简介
Kudu是Cloudera开源的分布式列式存储引擎,支持分区、随机读写、批量扫描、实时更新等。可以通过Python API、Java API、Spark API、SQL(如Spark SQL、Impala)等读写Kudu。
安装
结点规划
结点 |
角色 |
node1 |
Master Server、Tablet Server |
node2 |
Master Server、Tablet Server |
node3 |
Kudu Client、Tablet Server |
node4 |
Master Server |
配置NTP时钟同步
http://kudu.apache.org/docs/troubleshooting.html#ntp
所有结点执行:yum -y install ntp && /etc/init.d/ntpd restart
配置yum源
#官网下载对应的yum源或rpm包:http://kudu.apache.org/docs/installation.html#kudu_package_locations
[root@node1 ~]# wget -P /etc/yum.repos.d/ http://archive.cloudera.com/kudu/redhat/6/x86_64/kudu/cloudera-kudu.repo
[root@node1 ~]# scp /etc/yum.repos.d/cloudera-kudu.repo root@node2:/etc/yum.repos.d/
[root@node1 ~]# scp /etc/yum.repos.d/cloudera-kudu.repo root@node3:/etc/yum.repos.d/
[root@node1 ~]# scp /etc/yum.repos.d/cloudera-kudu.repo root@node4:/etc/yum.repos.d/
安装Kudu基础组件
所有安装Master、Tablet结点安装kudu基础组件
[root@node1 ~]# yum install kudu
[root@node2 ~]# yum install kudu
[root@node3 ~]# yum install kudu
[root@node4 ~]# yum install kudu
安装Kudu Master
Master结点安装kudu-master
[root@node1 ~]# yum install kudu-master
[root@node2 ~]# yum install kudu-master
[root@node4 ~]# yum install kudu-master
安装Kudu Tablet
Tablet结点安装kudu-tserver
[root@node1 ~]# yum install kudu-tserver
[root@node2 ~]# yum install kudu-tserver
[root@node3 ~]# yum install kudu-tserver
安装Kudu Client
[root@node3 ~]# yum install kudu-client0
[root@node3 ~]# yum install kudu-client-devel
配置所有Kudu Master
配置Kudu Master结点node1
cat /etc/default/kudu-master
export FLAGS_log_dir=/var/log/kudu
export FLAGS_rpc_bind_addresses=node1:7051
cat /etc/kudu/conf/master.gflagfile
# Do not modify these two lines. If you wish to change these variables,
# modify them in /etc/default/kudu-master.
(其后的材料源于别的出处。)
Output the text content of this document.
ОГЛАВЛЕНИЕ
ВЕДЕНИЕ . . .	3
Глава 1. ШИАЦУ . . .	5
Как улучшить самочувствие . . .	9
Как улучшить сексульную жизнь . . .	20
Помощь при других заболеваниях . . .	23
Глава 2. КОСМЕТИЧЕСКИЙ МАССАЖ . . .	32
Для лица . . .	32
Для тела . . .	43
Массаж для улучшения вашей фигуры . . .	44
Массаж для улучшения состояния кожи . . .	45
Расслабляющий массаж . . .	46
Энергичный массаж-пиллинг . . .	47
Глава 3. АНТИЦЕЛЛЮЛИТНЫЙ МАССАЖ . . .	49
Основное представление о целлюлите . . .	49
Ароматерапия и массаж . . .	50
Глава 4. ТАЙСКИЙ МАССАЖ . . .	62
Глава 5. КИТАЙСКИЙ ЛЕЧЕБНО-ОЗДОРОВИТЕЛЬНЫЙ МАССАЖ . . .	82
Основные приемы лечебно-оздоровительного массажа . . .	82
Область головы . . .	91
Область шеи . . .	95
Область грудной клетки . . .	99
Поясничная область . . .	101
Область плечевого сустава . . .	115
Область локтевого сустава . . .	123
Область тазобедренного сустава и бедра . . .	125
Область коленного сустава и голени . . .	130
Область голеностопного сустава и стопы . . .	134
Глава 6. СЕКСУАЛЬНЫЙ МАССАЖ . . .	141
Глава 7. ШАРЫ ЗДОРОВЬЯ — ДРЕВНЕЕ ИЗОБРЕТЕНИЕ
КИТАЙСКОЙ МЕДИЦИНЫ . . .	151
--fromenv=rpc_bind_addresses
--fromenv=log_dir
--fs_wal_dir=/var/lib/kudu/master
--fs_data_dirs=/var/lib/kudu/master
# 多个master结点
--master_addresses=node1:7051,node2:7051,node4:7051
配置Kudu Master结点node2
cat /etc/default/kudu-master
export FLAGS_log_dir=/var/log/kudu
export FLAGS_rpc_bind_addresses=node2:7051
cat /etc/kudu/conf/master.gflagfile
# Do not modify these two lines. If you wish to change these variables,
# modify them in /etc/default/kudu-master.
--fromenv=rpc_bind_addresses
--fromenv=log_dir
--fs_wal_dir=/var/lib/kudu/master
--fs_data_dirs=/var/lib/kudu/master
--master_addresses=node1:7051,node2:7051,node4:7051
配置Kudu Master结点node4
cat /etc/default/kudu-master
export FLAGS_log_dir=/var/log/kudu
export FLAGS_rpc_bind_addresses=node4:7051
cat /etc/kudu/conf/master.gflagfile
# Do not modify these two lines. If you wish to change these variables,
# modify them in /etc/default/kudu-master.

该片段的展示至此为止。